URBAN GREEN COUNCIL URGES CHANGE IN BUILDING CODES — Politico New York’s David Giambusso: Mayor Bill de Blasio's buildings working group is about two months late with recommendations it was supposed to make on cutting building emissions, but one of the biggest players in the group has released a report detailing ideas for reducing carbon emissions in city buildings. The Urban Green Council examined five cities around the world and how they approach cutting building emissions. The group, which routinely counsels New York on building efficiency, praised the city for its ambition, but suggested New York's codes could be significantly improved to help reach de Blasio's stated goal of cutting building emissions by 80 percent by 2050.

STATE ADOPTS NEW LIMITS FOR ROOF SOLAR PANELS — Poughkeepsie Journal’s John Ferro: “The state has adopted new limits on roof space for solar panels. But the new rules are less restrictive than originally proposed and will not undermine the value of solar for most homeowners, according to industry officials. The state had proposed building codes requiring solar panels be placed at least 3 feet from the edge of any part of a roof in order to facilitate access for firefighters. The regulations adopted Wednesday by the state Fire Prevention and Building Code Council call for a 3-foot border on an opposing roof slope — often a north-facing side where panels typically are not installed — so long as that side has adequate access points.”

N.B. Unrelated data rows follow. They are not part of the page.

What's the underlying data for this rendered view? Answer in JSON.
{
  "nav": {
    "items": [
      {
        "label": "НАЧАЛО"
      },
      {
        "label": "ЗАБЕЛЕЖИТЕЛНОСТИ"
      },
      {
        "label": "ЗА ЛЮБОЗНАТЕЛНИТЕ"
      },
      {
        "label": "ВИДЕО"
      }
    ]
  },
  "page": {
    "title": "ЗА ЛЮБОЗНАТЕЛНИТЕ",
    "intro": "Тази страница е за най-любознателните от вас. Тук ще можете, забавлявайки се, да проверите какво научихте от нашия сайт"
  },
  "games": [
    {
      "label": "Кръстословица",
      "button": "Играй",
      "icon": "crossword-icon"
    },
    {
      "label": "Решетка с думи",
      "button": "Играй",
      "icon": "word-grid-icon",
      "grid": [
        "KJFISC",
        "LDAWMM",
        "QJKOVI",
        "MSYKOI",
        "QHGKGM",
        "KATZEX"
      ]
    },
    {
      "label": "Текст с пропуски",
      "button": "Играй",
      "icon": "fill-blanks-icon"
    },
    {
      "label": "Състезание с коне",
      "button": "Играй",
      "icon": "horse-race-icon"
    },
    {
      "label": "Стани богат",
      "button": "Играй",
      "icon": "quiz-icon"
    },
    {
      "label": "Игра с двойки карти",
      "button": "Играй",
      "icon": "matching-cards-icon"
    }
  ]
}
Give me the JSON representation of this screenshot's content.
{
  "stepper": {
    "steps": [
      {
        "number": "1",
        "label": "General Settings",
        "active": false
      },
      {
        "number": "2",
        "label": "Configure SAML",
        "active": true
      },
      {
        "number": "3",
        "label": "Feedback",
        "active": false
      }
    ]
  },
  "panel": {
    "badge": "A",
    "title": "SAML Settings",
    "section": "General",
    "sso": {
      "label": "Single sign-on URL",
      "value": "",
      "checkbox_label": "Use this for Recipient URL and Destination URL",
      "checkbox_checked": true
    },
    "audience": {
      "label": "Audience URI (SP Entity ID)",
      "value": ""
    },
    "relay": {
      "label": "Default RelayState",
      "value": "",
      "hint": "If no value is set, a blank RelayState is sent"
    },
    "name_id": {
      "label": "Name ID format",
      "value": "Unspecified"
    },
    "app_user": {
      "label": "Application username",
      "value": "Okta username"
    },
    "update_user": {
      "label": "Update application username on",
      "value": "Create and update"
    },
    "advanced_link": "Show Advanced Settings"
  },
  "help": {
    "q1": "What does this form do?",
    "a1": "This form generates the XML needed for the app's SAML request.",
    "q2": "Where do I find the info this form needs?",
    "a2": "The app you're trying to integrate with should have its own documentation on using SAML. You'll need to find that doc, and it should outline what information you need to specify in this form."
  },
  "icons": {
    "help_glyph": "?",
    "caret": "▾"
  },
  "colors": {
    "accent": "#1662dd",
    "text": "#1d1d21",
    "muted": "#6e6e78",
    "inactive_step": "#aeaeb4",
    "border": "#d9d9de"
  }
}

ACTIVISTS DEMAND ACTION AGAINST INDUSTRIAL CHEMICAL IN WATER — The Associated Press’ Mary Esch: “Prized for its ability to make things super-slick, it was used for decades in the manufacture of Teflon pans, Gore-Tex jackets, ski wax, carpets and the linings of pizza boxes and microwave popcorn bags. Now, with the suspected cancer-causing chemical PFOA being phased out in the U.S., it is still very much around, turning up in the water in factory towns across the country — most recently in upstate New York and Vermont — where it is blamed by residents for cancers and other maladies. The latest cases have brought renewed demands that the Environmental Protection Agency regulate PFOA the way it does arsenic, lead and dozens of other contaminants, and set stringent, enforceable limits on how much of the substance can be in drinking water.”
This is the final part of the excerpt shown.